I saw this on DeepDot and thought it was interesting:
tell them never to sign for anything
While I would be interested in hearing the JD author's opinion, your blanket statement above is absolutely not as fundamental as you are suggesting. There is a JD that specializes in controlled delivery, criminal cases that has shown that the act of signing will NEVER get you in more legal trouble than not signing unless of course you and your attorney are a retard. The signature has been tossed from evidence in nearly every case lately because the argument has been made, and sustained by the courts, that the presence of a uniformed, federal employee asking for your signature is clear entrapment.
The argument is that most citizens do not think there is an option on signing or not and that the uniform is passive coercion because the uniformed USPS worker has been a symbol of trustworthiness for 100+ years. He has presented the argument to judges explaining the act of signing/not-signing does not pass the "Mother" test. This statement helped me understand the most. His argument is that if your mother was brought an envelope by a USPS worker and told to sign, would she sign? ALL mother's would sign whether the package had heroin or a birthday card, they always sign. Mother's don't grasp ANY danger in signing for a package and even if they know they did not order anything they will ALWAYS think it is still something important like insurance papers, tax papers whatever.
The idea is that not signing implies much more about guilt because, well, everyone that is NOT ordering drugs signs. This JD has been successful in having the CD signature expunged from all cases he has had appear before a court.

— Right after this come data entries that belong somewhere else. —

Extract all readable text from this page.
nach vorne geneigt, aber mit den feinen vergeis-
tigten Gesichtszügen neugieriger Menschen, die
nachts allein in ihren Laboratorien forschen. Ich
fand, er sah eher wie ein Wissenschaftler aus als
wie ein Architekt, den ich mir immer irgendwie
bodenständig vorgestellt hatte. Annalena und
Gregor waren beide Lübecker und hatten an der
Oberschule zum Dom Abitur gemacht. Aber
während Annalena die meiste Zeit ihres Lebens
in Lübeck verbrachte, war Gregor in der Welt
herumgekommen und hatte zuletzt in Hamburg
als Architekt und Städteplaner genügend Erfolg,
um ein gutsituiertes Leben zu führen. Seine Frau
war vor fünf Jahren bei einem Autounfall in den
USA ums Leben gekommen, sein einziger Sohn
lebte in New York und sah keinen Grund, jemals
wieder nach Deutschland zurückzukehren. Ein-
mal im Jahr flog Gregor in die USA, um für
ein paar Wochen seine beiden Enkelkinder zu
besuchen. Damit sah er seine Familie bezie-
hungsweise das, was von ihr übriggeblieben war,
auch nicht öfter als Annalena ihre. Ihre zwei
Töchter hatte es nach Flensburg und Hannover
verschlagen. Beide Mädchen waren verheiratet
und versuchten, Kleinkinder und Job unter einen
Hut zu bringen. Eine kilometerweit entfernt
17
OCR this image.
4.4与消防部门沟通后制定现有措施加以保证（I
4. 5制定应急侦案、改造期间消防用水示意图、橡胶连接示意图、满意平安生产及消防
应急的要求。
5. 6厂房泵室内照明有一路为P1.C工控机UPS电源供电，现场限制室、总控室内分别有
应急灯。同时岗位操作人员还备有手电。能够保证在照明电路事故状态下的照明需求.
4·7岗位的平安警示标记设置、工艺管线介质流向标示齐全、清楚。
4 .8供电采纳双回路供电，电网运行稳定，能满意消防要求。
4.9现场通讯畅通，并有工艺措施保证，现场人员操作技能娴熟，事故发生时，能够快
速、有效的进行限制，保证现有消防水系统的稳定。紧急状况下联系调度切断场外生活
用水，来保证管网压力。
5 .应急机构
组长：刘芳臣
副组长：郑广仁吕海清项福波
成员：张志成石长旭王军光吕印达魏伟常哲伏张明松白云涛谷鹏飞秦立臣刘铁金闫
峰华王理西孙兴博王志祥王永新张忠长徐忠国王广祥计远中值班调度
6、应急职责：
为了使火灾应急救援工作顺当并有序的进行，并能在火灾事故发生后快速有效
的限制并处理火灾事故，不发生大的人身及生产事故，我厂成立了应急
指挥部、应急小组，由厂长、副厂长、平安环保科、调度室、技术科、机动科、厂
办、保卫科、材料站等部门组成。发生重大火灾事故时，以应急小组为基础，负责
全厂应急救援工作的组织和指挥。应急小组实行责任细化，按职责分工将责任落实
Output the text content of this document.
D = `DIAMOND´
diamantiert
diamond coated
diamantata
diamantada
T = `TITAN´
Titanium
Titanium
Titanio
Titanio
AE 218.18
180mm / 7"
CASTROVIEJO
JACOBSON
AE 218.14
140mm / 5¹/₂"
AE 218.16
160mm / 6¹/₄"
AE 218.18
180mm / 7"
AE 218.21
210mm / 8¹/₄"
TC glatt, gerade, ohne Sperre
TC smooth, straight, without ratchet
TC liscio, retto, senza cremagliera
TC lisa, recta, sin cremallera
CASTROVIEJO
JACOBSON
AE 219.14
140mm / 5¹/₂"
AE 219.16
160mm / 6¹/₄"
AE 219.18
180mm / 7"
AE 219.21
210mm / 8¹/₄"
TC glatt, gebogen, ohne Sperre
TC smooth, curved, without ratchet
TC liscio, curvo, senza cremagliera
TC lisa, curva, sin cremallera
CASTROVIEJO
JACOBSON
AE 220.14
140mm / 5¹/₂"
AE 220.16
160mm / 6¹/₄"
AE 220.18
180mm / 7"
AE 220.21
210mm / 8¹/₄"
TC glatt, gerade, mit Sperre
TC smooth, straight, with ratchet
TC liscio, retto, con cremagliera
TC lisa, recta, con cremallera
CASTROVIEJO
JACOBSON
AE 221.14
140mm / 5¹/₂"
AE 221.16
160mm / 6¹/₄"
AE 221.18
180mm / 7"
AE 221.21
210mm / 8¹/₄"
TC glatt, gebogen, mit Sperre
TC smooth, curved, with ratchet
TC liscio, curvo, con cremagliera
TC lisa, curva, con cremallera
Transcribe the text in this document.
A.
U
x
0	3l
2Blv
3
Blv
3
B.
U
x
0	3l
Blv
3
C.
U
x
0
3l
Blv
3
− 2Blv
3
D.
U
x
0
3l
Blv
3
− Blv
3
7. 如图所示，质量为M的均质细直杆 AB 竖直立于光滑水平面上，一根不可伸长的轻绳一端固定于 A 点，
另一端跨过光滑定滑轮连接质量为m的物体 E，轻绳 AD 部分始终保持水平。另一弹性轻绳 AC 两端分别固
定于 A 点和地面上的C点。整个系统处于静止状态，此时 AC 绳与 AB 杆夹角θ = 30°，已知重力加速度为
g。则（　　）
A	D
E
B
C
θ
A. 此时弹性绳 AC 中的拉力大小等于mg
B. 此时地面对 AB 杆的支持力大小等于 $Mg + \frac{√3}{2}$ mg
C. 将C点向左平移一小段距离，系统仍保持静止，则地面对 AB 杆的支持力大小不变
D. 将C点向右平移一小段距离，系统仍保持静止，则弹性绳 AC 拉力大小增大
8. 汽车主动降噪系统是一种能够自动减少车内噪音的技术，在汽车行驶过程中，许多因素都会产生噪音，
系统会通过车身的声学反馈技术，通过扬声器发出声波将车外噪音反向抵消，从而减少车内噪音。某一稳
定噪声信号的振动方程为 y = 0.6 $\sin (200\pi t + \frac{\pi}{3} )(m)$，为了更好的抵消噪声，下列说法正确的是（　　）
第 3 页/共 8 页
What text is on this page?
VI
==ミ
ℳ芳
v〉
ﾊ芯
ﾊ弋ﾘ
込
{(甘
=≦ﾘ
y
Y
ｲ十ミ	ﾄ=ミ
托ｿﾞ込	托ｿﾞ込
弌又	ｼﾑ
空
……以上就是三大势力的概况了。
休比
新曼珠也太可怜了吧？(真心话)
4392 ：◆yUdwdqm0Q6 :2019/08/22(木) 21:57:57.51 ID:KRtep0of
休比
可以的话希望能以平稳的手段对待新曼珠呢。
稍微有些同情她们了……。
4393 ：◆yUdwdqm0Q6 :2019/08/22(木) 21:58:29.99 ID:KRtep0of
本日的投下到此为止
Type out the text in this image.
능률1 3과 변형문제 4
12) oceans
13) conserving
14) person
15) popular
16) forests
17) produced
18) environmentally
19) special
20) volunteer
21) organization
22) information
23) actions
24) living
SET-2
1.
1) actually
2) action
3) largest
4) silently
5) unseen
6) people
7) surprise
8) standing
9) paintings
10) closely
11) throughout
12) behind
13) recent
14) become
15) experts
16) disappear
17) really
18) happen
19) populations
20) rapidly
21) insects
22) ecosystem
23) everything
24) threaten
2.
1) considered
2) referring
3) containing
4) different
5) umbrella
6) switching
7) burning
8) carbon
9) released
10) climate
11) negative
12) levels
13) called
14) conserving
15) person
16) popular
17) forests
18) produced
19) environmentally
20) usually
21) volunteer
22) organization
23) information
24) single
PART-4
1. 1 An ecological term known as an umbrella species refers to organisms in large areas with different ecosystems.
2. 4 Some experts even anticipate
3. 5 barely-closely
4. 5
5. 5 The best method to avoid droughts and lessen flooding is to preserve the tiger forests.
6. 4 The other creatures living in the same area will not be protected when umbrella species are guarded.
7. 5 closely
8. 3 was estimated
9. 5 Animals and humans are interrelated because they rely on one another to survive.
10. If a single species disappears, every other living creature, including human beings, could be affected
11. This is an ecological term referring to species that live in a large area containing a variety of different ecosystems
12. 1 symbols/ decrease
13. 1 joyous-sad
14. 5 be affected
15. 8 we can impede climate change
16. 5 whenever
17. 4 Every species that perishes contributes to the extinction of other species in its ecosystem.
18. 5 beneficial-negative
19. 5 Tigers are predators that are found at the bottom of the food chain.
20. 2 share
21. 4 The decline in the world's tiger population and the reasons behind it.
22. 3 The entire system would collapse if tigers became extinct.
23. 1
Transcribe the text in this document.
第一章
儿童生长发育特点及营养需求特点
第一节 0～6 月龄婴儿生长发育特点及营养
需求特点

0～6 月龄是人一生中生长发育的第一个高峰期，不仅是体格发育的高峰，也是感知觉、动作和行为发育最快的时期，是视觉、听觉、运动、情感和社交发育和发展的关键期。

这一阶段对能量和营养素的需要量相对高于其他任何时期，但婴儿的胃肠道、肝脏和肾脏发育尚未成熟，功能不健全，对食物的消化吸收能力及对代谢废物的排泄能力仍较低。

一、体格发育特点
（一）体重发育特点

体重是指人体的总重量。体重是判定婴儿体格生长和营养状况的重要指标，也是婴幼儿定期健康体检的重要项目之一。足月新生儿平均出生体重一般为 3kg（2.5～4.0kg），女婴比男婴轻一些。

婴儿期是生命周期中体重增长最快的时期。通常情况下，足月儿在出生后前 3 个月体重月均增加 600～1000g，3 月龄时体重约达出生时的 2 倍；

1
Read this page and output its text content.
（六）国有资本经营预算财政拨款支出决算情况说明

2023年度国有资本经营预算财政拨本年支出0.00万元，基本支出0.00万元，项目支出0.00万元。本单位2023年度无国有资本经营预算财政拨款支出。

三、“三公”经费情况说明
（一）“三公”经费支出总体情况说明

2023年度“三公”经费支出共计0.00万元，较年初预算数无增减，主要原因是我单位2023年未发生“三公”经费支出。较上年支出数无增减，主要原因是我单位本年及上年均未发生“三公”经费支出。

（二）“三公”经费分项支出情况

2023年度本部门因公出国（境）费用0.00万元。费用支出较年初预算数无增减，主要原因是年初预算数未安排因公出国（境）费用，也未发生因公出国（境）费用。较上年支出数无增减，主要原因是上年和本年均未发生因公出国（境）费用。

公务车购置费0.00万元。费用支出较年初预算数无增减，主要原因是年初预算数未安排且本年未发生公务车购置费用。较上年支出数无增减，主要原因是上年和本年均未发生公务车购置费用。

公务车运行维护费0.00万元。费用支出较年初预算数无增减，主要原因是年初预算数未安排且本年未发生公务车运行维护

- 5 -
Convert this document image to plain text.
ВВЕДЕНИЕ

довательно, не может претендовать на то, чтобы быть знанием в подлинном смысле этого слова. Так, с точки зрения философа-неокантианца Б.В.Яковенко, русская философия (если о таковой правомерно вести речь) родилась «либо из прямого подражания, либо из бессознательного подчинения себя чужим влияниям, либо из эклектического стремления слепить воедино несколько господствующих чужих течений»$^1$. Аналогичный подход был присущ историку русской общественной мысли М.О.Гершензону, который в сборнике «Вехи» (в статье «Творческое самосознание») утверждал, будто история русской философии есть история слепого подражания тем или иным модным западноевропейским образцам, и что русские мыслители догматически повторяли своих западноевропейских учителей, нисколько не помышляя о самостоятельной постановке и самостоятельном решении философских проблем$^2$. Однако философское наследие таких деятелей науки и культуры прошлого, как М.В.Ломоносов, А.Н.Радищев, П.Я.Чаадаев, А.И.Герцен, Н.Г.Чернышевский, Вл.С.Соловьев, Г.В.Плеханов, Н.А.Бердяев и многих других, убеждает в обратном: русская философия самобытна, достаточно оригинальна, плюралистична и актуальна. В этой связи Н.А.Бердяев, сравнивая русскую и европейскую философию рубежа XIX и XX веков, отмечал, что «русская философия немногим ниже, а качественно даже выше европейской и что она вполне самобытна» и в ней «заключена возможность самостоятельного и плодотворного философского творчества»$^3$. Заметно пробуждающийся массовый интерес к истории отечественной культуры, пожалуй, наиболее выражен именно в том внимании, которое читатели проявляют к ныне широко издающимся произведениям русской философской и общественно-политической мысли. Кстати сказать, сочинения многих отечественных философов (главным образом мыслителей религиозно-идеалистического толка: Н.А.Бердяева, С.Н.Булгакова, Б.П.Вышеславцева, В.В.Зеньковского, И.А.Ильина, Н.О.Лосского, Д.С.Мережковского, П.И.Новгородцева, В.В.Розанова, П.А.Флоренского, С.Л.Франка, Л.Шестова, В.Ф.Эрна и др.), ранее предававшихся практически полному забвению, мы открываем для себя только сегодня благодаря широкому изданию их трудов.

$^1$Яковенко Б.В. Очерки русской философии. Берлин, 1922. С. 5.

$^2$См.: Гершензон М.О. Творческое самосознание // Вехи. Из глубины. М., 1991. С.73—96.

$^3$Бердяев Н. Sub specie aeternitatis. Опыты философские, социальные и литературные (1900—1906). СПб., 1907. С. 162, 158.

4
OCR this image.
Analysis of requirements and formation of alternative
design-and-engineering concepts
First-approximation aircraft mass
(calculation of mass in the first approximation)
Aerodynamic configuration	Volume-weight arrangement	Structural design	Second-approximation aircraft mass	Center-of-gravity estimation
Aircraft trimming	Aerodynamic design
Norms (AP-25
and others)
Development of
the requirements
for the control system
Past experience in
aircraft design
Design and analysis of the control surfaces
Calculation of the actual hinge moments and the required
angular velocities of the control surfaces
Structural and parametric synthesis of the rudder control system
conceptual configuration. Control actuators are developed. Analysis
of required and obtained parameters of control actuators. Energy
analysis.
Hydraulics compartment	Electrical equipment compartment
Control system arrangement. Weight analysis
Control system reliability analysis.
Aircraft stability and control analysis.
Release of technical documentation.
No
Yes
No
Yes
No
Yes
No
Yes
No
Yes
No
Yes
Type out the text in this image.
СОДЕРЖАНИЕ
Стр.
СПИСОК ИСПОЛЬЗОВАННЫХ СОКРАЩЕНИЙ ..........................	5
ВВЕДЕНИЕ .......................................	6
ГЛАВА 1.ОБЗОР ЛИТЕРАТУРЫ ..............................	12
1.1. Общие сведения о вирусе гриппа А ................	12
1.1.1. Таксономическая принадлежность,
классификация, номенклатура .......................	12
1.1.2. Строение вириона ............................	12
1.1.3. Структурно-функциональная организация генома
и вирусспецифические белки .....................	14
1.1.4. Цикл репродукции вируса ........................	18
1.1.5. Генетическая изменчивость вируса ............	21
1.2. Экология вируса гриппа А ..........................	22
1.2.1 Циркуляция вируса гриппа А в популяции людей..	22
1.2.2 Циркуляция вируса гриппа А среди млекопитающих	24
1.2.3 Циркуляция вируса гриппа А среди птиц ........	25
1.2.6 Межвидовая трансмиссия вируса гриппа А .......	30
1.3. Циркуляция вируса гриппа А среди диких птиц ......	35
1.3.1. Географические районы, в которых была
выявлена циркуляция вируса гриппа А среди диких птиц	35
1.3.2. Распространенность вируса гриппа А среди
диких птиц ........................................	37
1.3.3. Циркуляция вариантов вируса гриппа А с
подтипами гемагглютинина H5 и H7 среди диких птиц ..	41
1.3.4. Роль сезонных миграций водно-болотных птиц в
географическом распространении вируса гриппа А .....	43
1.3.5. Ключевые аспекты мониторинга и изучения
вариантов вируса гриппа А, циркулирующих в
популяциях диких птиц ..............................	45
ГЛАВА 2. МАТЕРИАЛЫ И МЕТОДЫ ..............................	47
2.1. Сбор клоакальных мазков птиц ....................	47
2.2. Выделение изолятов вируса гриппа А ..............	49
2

Again, I would be interested in JD Hoffman's take on this. via I.P. Daley
I don't think there is really a consensus here on it. I tend to believe signing won't fuck you, not signing won't save you. I think not signing brings on additional risk. More than likely the reason you are signing has nothing to do with a CD. But once you reject the pack, its getting returned to sender and the chances then are very highly LE is gonna get involved. So looking at it as a probability matrix, not signing is overall riskier than signing b/c the premise that the postman asking for signature is a CD is a bad premise. More than likely its missing postage, new mailman, some other random reason. I'm also thinking from a personal buyer perspective. I don't have any experience with bulk so maybe there are other considerations there.